La trama si apre con un evento tragico: un
incidente motociclistico che coinvolge il compagno di Alessandra. La protagonista
acconsente al dislocamento della sua coscienza in un corpo artificiale,
mantenendo il segreto sulla procedura. Tuttavia questo apparente atto d’amore o
di disperazione innesca una spirale di dubbi e di paranoie: Alessandra inizia a
sospettare che anche il suo corpo possa essere stato sostituito, e ciò la porta
a una ricerca ossessiva di prove della propria autenticità.

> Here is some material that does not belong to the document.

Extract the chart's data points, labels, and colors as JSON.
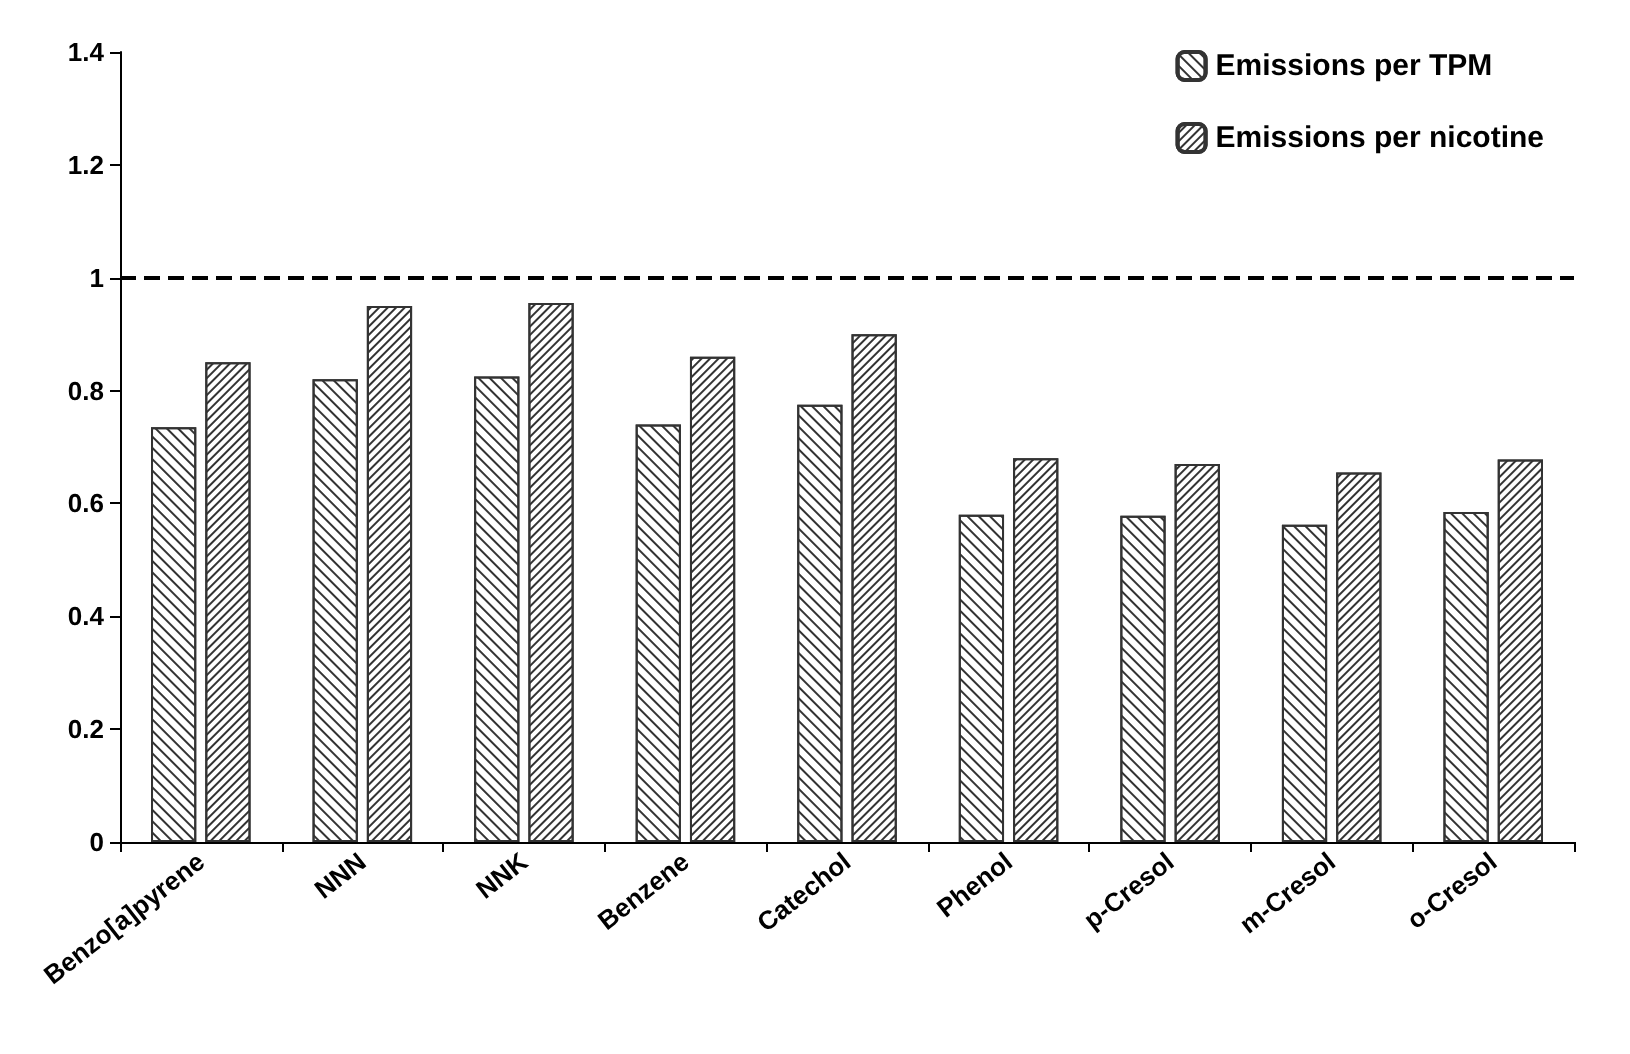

Valpreda costruisce un mondo narrativo che
riflette inquietudini contemporanee. La possibilità di trasferire la coscienza
in corpi sintetici solleva alcuni interrogativi: siamo
definiti dal nostro corpo o dalla nostra mente? E che cosa accade quando questi
due elementi vengono separati? È il noto dilemma tra natura e cultura,
proiettato in un futuro forse non così distante.
Il ritmo è incalzante e conduce il lettore
nella psiche turbata della protagonista; le giornate si alternano in maniera
ripetitiva e quasi monotona, evidenziando come gli eventi post-traumatici
scalfiscano appena l’emotività di Alessandra. Troviamo uno sguardo morboso
sulle sensazioni corporee, sulle percezioni tattili, sui fluidi e sugli odori, talvolta
in una maniera forse troppo calcata, ma utile a entrare nella spirale di
autodistruzione psichica della donna.
A un certo momento non esiste nient’altro
che lei: non ci sono nomi propri, ma solo un compagno, un’amica, un amante;
tutte funzioni nella mente di un individuo narcisistico che non è più capace di
dare sfogo al proprio edonismo. Alessandra è confusa, dunque arrabbiata, e
diviene respingente per il lettore che la avverte come un “alieno”, oppure, al
contrario, genera una forte immedesimazione in chi avverte in sé quella
estraneità.
L’Autore ci spinge a considerare le
conseguenze etiche e psicologiche delle innovazioni scientifiche, ma in forma
indiretta, portando l’esempio di Alessandra in una storia che giunge a una
conclusione circolare che non risolve niente per il lettore, perché da quell’ultima
pagina il testimone passa a lui/lei.
In Corpo ho trovato un collegamento personale a La seconda lingua madre (Future Fiction, 2024) di Flor Canosa, in merito a un’esistenza cosciente svincolata dal corpo fisico; ma ci troverete certamente anche il pensiero di Donna Haraway. La linea tra naturale e artificiale si fa sempre più sfumata; l’ibrido e il post-umano si affacciano alla finestra e il come accoglierli rimane una questione aperta.